His consistent presence and activism in the neighborhood made people remember his impact for decades.
Irma Colón, among the mourners who headed to Maristany’s favorite restaurant after the memorial, was born and raised in El Barrio. Sitting at the bar of La Fonda, Maristany’s unofficial office, she held up her phone to show a photo Maristany took of El Museo del Barrio when it was just a storefront. He had helped to found the institution, which is now one of the leading venues for Latine art in New York City.
“In 1975, I remember going here as a kid!" she said. "They also had a mobile unit that would come to schools and teach us about art."
Colón and Maristany became reacquainted years later at La Fonda, where they both were regulars, and remained friends for over 20 years. But Maristany’s impact on her life had already been cemented. “Art became my thing," Colón said. "I got an art degree.

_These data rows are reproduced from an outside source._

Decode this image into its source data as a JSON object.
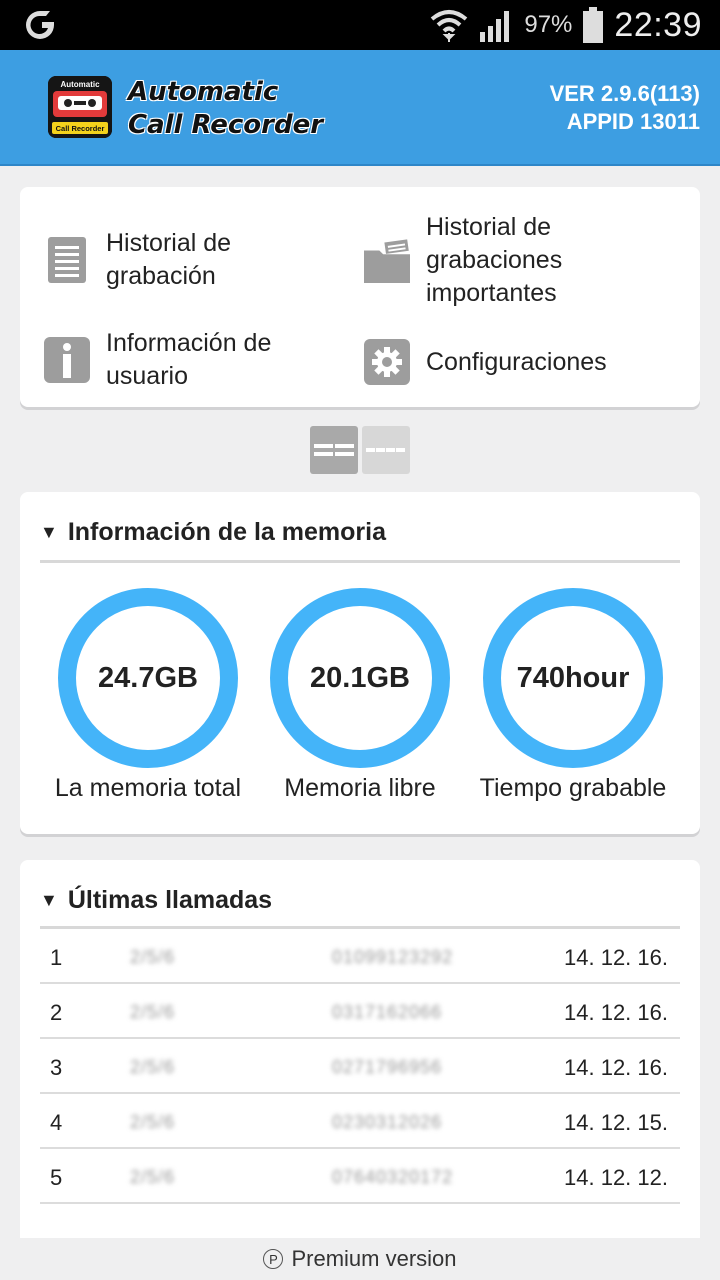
{
  "status_bar": {
    "battery_pct": "97%",
    "time": "22:39",
    "icons": [
      "carrier-icon",
      "wifi-icon",
      "signal-icon",
      "battery-icon"
    ]
  },
  "header": {
    "logo_text_top": "Automatic",
    "logo_text_bottom": "Call Recorder",
    "title_line1": "Automatic",
    "title_line2": "Call Recorder",
    "version": "VER 2.9.6(113)",
    "appid": "APPID 13011",
    "color": "#3d9ee2"
  },
  "menu": {
    "items": [
      {
        "label": "Historial de\ngrabación",
        "icon": "list-icon"
      },
      {
        "label": "Historial de\ngrabaciones\nimportantes",
        "icon": "folder-icon"
      },
      {
        "label": "Información de\nusuario",
        "icon": "info-icon"
      },
      {
        "label": "Configuraciones",
        "icon": "gear-icon"
      }
    ]
  },
  "memory": {
    "title": "Información de la memoria",
    "ring_color": "#44b4f9",
    "stats": [
      {
        "value": "24.7GB",
        "label": "La memoria total"
      },
      {
        "value": "20.1GB",
        "label": "Memoria libre"
      },
      {
        "value": "740hour",
        "label": "Tiempo grabable"
      }
    ]
  },
  "calls": {
    "title": "Últimas llamadas",
    "rows": [
      {
        "idx": "1",
        "name": "2/5/6",
        "number": "01099123292",
        "date": "14. 12. 16."
      },
      {
        "idx": "2",
        "name": "2/5/6",
        "number": "0317162066",
        "date": "14. 12. 16."
      },
      {
        "idx": "3",
        "name": "2/5/6",
        "number": "0271796956",
        "date": "14. 12. 16."
      },
      {
        "idx": "4",
        "name": "2/5/6",
        "number": "0230312026",
        "date": "14. 12. 15."
      },
      {
        "idx": "5",
        "name": "2/5/6",
        "number": "07640320172",
        "date": "14. 12. 12."
      }
    ]
  },
  "footer": {
    "label": "Premium version",
    "mark": "P"
  }
}
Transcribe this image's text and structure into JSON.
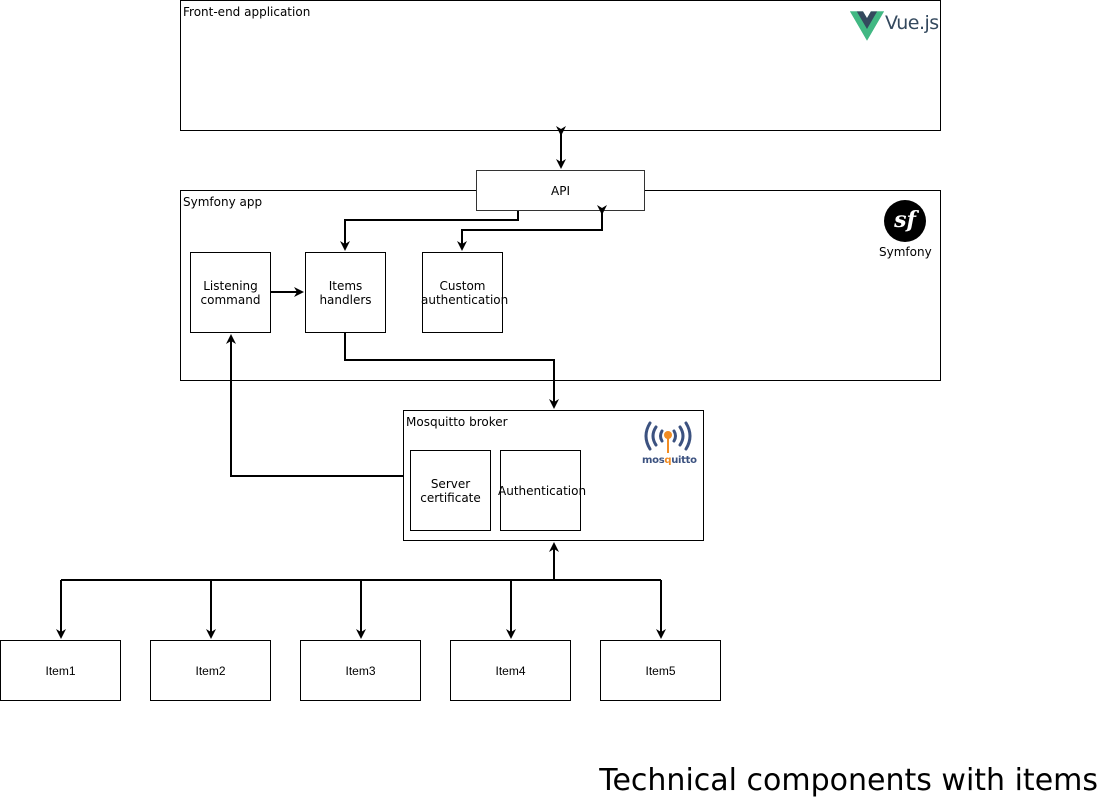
{
  "containers": {
    "frontend": {
      "label": "Front-end application",
      "logo": {
        "name": "vue-logo",
        "text": "Vue.js",
        "colors": {
          "outer": "#41b883",
          "inner": "#34495e"
        }
      }
    },
    "symfony": {
      "label": "Symfony app",
      "logo": {
        "name": "symfony-logo",
        "text": "Symfony",
        "glyph": "sf"
      }
    },
    "mosquitto": {
      "label": "Mosquitto broker",
      "logo": {
        "name": "mosquitto-logo",
        "text_pre": "mos",
        "text_accent": "q",
        "text_post": "uitto",
        "colors": {
          "waves": "#3c5280",
          "accent": "#f28c22"
        }
      }
    }
  },
  "nodes": {
    "api": "API",
    "listening_command": "Listening\ncommand",
    "items_handlers": "Items\nhandlers",
    "custom_authentication": "Custom\nauthentication",
    "server_certificate": "Server\ncertificate",
    "authentication": "Authentication"
  },
  "items": [
    "Item1",
    "Item2",
    "Item3",
    "Item4",
    "Item5"
  ],
  "footer": {
    "title": "Technical components with items"
  }
}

I became an art teacher.”
Like his activism, Maristany’s art was meant to spark alleyways of possibilities for people living in El Barrio.
“If you look at his work, hope has been the underlying message," Alita Maristany, the artist's daughter, declared onstage at the memorial.

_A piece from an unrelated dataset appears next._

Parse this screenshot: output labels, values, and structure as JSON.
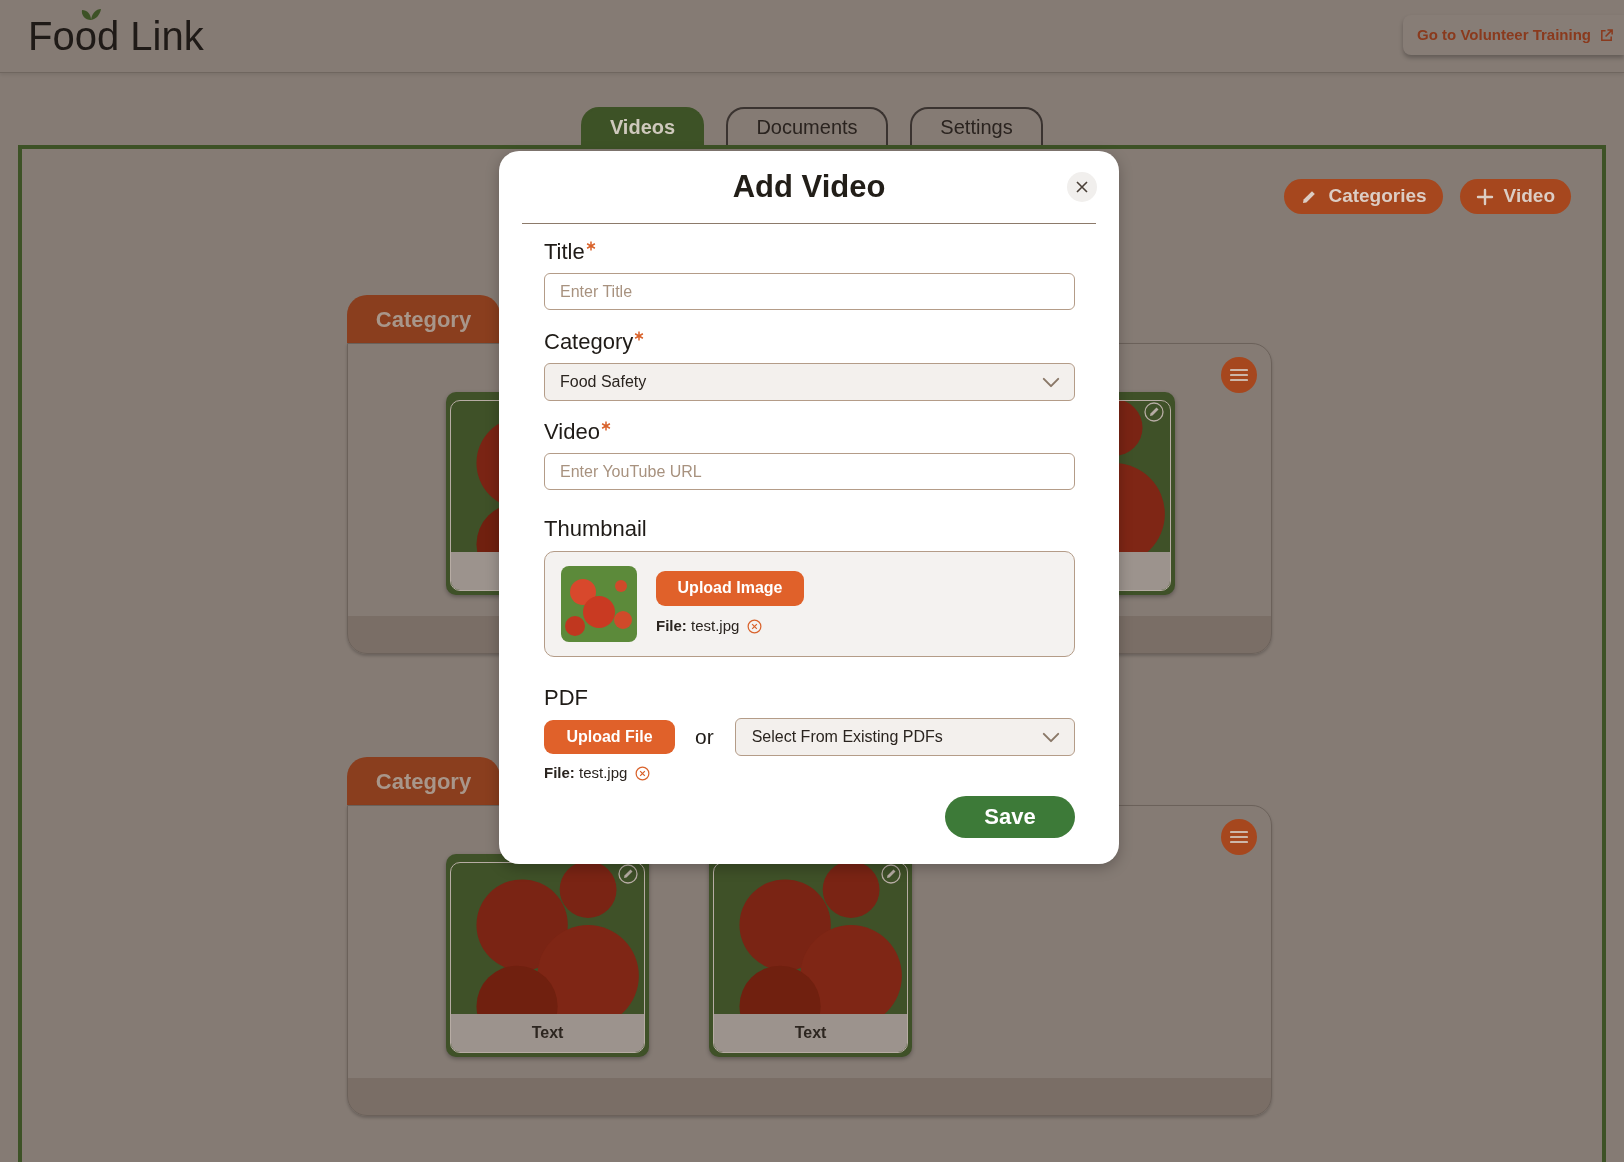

"He found hope in the everyday lives of people living in East Harlem," she said. "He found hope in the Young Lords Party – free health clinics, free breakfast programs. He found hope in the Taíno ruins in Puerto Rico. He found hope in El Museo. He found hope in Hunter College. My dad always found a little bit of hope."
Maristany’s hope also presented itself in the mentorship he gave younger artists, like the Puerto Rican-born visual artist Miguel Luciano and the Cuban filmmaker Amílcar Ortiz.
“He was so wonderful at intergenerational dialogue,” said Yarimar Bonilla, the director of the Center for Puerto Rican Studies at Hunter College. “He believed in young people... even though he thought he had a lot to teach them, but he believed in everything they had to say.

That mentorship has carried on in the wake of his death.
Yiselie Cabrera was in the lobby after the memorial with headphones around her neck and a necklace of the Puerto Rican flag. Cabera learned about Maristany’s work while sitting at La Fonda, where his photos are hung above the seats like a public museum. The 18-year-old didn’t know a lot about the photographer, but wanted to honor his life before returning home to Cleveland for the summer to live with her parents, both of whom are from Puerto Rico.
“I’m filled with so much love afterwards y con poder,” Cabrera said. She’s studying philosophy and African-American studies at Fordham University, and has just started to branch out from a campus she feels is very white, in order to find community.
“I’m an artist as well, and I felt very disconnected from me and my art and activism,” she said. Her parents had just come to the city to help her pack up all her things. "But I really want my sketchbook now.”